Arrival reiterated to investors that its “mission is to master a radically more efficient” method of making EVs. Sverdlov said in a statement to The Guardian, “I am more committed than ever to ensuring Arrival’s success.” The company’s stock price fell to around $17 per share.
Yet more layoffs
By the end of January, Arrival appointed another CEO — its former digital boss Igor Torgov. The company said it would halve its remaining workforce to about 800 employees. Arrival said it brought on a consulting company called Teneo to help it find funds. Soon after, it raised $50 million in equity from Antara Capital, a hedge fund.
Running out of cash
By March 2023, Arrival’s fiscal 2022 looked all the more dire. The company said it finished 2022 with $205 million in cash, and Hyundai executive Yunseong Hwang left the board.
In April, Arrival planned to merge with another blank-check company, or SPAC, to avoid bankruptcy. The deal pegged Arrival’s value at around $524 million. (Two years earlier, Arrival was valued around $13 billion on the Nasdaq.) Come May, Arrival said it ended the first quarter of 2023 with $130 million in cash. The van was still in the works, targeted “for production in 2024,” according to Arrival’s CEO. He added that the planned SPAC deal “validates Arrival’s strategy.”
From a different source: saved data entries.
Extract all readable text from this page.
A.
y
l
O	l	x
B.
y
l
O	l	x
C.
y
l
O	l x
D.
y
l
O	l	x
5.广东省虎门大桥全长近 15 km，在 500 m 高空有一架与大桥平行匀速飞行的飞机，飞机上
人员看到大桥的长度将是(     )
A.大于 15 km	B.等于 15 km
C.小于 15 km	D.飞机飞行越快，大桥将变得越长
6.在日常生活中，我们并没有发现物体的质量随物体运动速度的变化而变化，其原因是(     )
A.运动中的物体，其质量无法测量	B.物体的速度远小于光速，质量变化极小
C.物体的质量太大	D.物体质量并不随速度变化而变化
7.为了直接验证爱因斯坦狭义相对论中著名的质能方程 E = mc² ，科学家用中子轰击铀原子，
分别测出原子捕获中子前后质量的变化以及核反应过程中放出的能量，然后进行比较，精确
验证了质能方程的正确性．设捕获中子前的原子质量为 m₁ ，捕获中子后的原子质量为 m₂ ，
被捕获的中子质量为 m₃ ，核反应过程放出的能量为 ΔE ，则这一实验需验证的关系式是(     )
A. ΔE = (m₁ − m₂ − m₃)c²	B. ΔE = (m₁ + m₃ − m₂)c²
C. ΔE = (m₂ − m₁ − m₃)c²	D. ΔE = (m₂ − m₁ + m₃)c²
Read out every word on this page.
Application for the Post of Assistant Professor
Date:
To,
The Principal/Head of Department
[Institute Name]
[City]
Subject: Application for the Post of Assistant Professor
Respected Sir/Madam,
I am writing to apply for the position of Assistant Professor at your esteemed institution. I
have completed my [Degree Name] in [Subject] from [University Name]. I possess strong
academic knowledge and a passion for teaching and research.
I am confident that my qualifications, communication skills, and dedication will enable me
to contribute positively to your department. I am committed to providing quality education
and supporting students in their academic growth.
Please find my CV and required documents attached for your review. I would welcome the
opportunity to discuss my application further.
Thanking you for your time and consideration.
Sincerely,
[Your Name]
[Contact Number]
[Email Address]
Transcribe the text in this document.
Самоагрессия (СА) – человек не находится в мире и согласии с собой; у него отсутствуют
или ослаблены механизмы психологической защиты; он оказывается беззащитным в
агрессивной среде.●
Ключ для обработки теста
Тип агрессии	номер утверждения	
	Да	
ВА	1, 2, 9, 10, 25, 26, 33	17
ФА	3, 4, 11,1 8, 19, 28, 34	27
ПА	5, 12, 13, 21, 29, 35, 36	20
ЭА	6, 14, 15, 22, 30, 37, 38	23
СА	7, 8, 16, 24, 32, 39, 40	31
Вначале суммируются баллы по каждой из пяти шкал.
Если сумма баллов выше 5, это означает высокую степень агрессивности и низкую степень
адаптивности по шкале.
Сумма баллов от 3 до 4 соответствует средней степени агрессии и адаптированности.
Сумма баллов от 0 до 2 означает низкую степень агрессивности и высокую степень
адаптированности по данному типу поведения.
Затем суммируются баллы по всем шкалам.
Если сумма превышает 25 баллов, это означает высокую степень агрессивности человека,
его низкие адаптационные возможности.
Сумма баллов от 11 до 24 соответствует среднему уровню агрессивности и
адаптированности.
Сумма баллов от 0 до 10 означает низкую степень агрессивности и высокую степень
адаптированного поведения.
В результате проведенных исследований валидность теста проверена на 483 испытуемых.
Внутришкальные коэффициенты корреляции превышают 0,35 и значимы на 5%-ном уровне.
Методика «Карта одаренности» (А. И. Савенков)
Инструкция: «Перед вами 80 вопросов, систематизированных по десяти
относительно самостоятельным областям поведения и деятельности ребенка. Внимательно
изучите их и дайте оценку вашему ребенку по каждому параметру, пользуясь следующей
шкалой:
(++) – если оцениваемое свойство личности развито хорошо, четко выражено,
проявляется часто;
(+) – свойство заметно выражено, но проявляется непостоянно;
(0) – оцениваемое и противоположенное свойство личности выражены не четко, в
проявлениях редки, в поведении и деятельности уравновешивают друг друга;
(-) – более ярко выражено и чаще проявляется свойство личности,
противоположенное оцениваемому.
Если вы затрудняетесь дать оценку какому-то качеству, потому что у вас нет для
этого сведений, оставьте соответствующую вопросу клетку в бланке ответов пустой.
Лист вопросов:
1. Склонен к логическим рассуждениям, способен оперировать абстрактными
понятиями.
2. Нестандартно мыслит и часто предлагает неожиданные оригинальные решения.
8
By early July, the reSPAC deal died. Arrival’s stock price hovered around $2.60 per share.
Undelivered vision
Arrival’s efforts in Charlotte are also in question.
Axios Charlotte reported in August 2023 that Arrival removed a sign from its offices there, noting they looked empty. The company said it maintained a diminished presence in the city, adding that it “is committed to maintaining our North American headquarters in Charlotte.” Also that month, Arrival announced that it would report its Q2 2023 results in “early September.” It didn’t.
More layoffs arrived in October, affecting “up to approximately 25%” of its workers. By this point, Arrival’s lack of transparency made its workforce size unclear.
While researching this story, Arrival’s website went down temporarily for maintenance. According to a Reddit group dedicated to Arrival, the same thing happened a week or so earlier.
UPS confirmed that Arrival has not provided the company with commercialized production vehicle as of early November. Arrival has not responded to repeated requests for information from TechCrunch.
Arrival raised around $1 billion to totally rethink how the auto industry makes cars. It pitched its small local hubs as the way of the future; a cheaper, scalable vision for the next generation of EVs. Yet Arrival hasn’t produced a single commercial production vehicle, and its market cap now sits around $20 million.